If you’re paying via visa/etc that’s based in dollars and hides all the BTC conversions from you, then it’s enforced by the bank, and both merchant and purchaser trust the bank to not cheat them too badly, pretty much same as they do today, with enforcement after the fact by the courts for breach of contract.
But if you don’t want to price things in dollars, you don’t have to.

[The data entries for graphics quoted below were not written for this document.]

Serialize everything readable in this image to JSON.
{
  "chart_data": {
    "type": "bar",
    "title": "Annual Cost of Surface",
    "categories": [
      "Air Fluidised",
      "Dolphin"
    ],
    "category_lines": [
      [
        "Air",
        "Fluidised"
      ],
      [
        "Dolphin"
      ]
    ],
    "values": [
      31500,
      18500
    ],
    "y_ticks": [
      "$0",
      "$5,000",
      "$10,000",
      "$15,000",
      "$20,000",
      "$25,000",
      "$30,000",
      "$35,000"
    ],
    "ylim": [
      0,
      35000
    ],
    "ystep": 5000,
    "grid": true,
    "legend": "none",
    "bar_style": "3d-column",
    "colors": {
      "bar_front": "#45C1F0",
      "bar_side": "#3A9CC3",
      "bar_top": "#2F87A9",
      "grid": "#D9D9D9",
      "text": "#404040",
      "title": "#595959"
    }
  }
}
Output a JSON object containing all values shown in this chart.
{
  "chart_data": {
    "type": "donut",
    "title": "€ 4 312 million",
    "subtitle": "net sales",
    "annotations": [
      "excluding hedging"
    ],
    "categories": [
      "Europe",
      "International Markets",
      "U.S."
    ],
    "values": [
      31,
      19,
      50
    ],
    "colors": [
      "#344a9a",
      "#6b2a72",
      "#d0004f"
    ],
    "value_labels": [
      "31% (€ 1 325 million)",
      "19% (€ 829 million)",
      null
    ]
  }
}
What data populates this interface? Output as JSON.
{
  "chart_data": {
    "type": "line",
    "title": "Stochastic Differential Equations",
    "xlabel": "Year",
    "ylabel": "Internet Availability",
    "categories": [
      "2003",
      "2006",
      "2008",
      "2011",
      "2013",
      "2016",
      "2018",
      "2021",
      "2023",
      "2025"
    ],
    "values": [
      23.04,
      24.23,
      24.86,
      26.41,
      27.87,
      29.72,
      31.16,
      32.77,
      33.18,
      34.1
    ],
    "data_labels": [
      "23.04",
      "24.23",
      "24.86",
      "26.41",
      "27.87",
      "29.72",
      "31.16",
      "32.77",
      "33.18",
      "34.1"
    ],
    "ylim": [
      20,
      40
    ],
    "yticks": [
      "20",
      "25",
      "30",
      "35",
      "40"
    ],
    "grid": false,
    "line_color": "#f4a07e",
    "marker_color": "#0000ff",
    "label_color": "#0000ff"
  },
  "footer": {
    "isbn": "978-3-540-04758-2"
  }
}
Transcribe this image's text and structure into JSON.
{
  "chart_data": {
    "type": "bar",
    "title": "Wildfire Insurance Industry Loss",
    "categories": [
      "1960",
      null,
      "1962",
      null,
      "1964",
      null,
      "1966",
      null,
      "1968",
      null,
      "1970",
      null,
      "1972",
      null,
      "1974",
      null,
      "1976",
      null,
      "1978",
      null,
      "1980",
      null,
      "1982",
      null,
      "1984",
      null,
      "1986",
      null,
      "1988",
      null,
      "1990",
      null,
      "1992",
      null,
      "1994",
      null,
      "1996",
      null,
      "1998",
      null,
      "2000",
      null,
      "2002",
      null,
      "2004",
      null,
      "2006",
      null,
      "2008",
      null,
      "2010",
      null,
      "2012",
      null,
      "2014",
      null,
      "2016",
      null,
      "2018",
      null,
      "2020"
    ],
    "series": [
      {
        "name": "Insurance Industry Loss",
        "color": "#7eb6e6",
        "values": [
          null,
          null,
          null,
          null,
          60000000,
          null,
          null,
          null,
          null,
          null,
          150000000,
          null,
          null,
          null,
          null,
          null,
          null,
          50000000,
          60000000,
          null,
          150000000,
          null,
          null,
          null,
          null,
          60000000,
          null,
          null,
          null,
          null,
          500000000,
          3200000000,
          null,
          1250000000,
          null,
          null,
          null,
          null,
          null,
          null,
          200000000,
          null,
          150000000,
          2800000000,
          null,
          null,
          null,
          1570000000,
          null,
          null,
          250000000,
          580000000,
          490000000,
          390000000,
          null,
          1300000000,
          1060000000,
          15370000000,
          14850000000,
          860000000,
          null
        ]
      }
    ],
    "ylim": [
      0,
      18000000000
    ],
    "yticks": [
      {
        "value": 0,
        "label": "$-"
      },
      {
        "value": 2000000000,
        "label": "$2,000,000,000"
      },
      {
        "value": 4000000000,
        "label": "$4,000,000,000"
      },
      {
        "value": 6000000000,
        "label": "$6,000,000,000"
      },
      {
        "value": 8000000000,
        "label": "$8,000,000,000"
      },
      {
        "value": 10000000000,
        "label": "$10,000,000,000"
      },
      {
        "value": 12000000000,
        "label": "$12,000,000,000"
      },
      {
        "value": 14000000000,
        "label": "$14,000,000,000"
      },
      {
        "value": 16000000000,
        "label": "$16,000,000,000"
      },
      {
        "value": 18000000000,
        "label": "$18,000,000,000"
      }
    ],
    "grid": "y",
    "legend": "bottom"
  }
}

And your lightning wallet can always translate prices in BTC (or euros, etc) to the equivalent in dollars just as a UI feature.
There are no USDs, your BTC is just now worth 25% more than it was yesterday, and buys 25% more goods than it did yesterday, assuming those goods were priced in dollars, and their prices haven’t been increased overnight.
Again, in this model there is no physical (or digital) USD to be constructed or bought or sold; it’s just a different way of looking at BTC. Changing the exchange rate doesn’t create or destroy anything, it just changes the default pricing for future transactions.
It’s certainly fair to criticise trying to set a fixed exchange rate on a currency that you mint, and I agree with those criticisms; but it’s not what I’m talking about here.
There are a bunch of completely fair criticisms of what I am talking about that could be made, eg:
- It’s entirely possible that such a scheme can’t be implemented (you need to know today’s exchange rate today, but will only have the CPI data you want to base that figure on after collating surveys in a few months’ time).
- It might be that even if it were implemented it would be subject to capture (eg, lenders corrupt the CPI data and manipulate it so that they make more income from BTC-denominated loans while their dollar-denominated expenses stay constant; or net-borrowers do the same in the other direction).
- It might be that nobody outside of macroeconmic theorists actually care that much about the problem this is solving, and post-hyperbitcoinization, people just price things in BTC directly and aren’t bothered by updating salaries/prices directly as the real value of BTC spikes or plummets.
- It might be that whether or not this is a real problem, the real motivation for a central bank managing inflation is the Cantillon effect, so anything that does away with that isn’t interesting anyway, no matter how well it solves other problems.